|Photo of infected (red) and uninfected (transparent) brine shrimps
From Fig 1 of the paper
All these parasites are using the shrimps as a temporary vehicle for getting into final host where they can mature into adult worms, and for that to happen, the shrimp needs to be eaten by a bird. However, in the environment that these shrimps dwell in, tapeworms like C. podicipina can convey some unexpected benefits. It seems that shrimps infected with tapeworms are more resistant towards arsenic.
Previously, we have featured a study on how tapeworms can act as a sink for heavy metal in seabirds soaking up the toxin before they get absorbed into the host's tissue.

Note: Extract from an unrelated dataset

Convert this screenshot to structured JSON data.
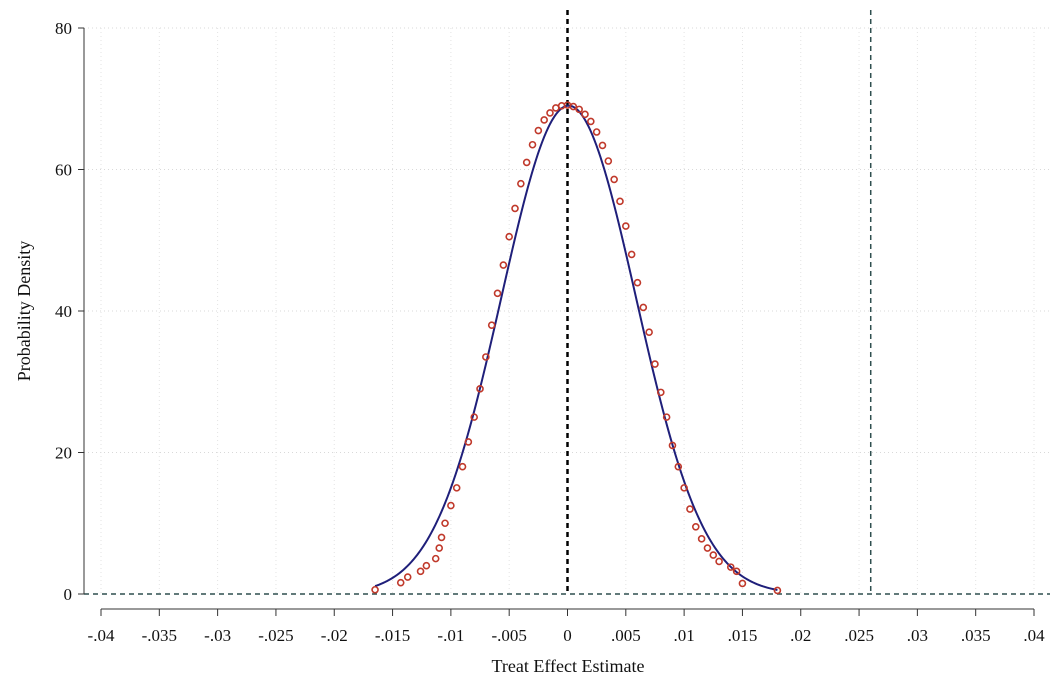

But that study was on adult tapeworms living in the gut of a bird host. Though they are also tapeworms, the physiological interaction between an adult tapeworm in the gut of a vertebrate host is very different to that of a larval tapeworm residing inside a small arthropod.
|Flamigolepis liguloides cysticerocoid (larger one on the left) and Confluaria podicipina cysticercoid (indicated by arrows)
From Fig 2 of the paper
Whereas F. liguloides seems to be present in high numbers all the time, C. podicipina only appear in April. This might be related to the seasonal movement of their final host - which are flamingos in the case of F. liguloides, but for C. podicipina, the final hosts are grebes, which only visit the lake during certain time of year. Indeed, that was the finding of a previous study which has been featured on this blog.
Additionally, it seems that the brine shrimps are better at handling arsenic in May when they are mostly only infected with F. liguloides. So why is that the case? Well, it could be that (1) C. podicipina is not as good at helping their host deal with arsenic, (2) it is harmful to the host in other ways that offset their detoxification effects, and (3) it only appears during the warmer months when the brine shrimp's overall resistance to arsenic is lower anyway, so it simply coincided with their appearance.
Of course, neither F. liguloides and C. podicipina are doing this as some kind of favour to the host - C. podicipina and its fellow tapeworm larvae are doing this for their own benefit. They are manipulating host physiology to make the host a more suitable shelter and vehicle for reaching the final host - increasing the fat content of the host makes it a cosier site for development, and increasing the carotenoid level makes the shrimp bright red and stand out more to the bird host. But it just so happens that all these changes also have a side effect of benefiting the shrimp, even if temporarily, before they end up between the beaks of a bird
Sánchez, M. I., Pons, I., Martínez-Haro, M., Taggart, M. A., Lenormand, T., & Green, A. J. (2016). When Parasites are Good for Health: Cestode Parasitism Increases Resistance to Arsenic in Brine Shrimps. PLOS Pathogen 12(3): e1005459.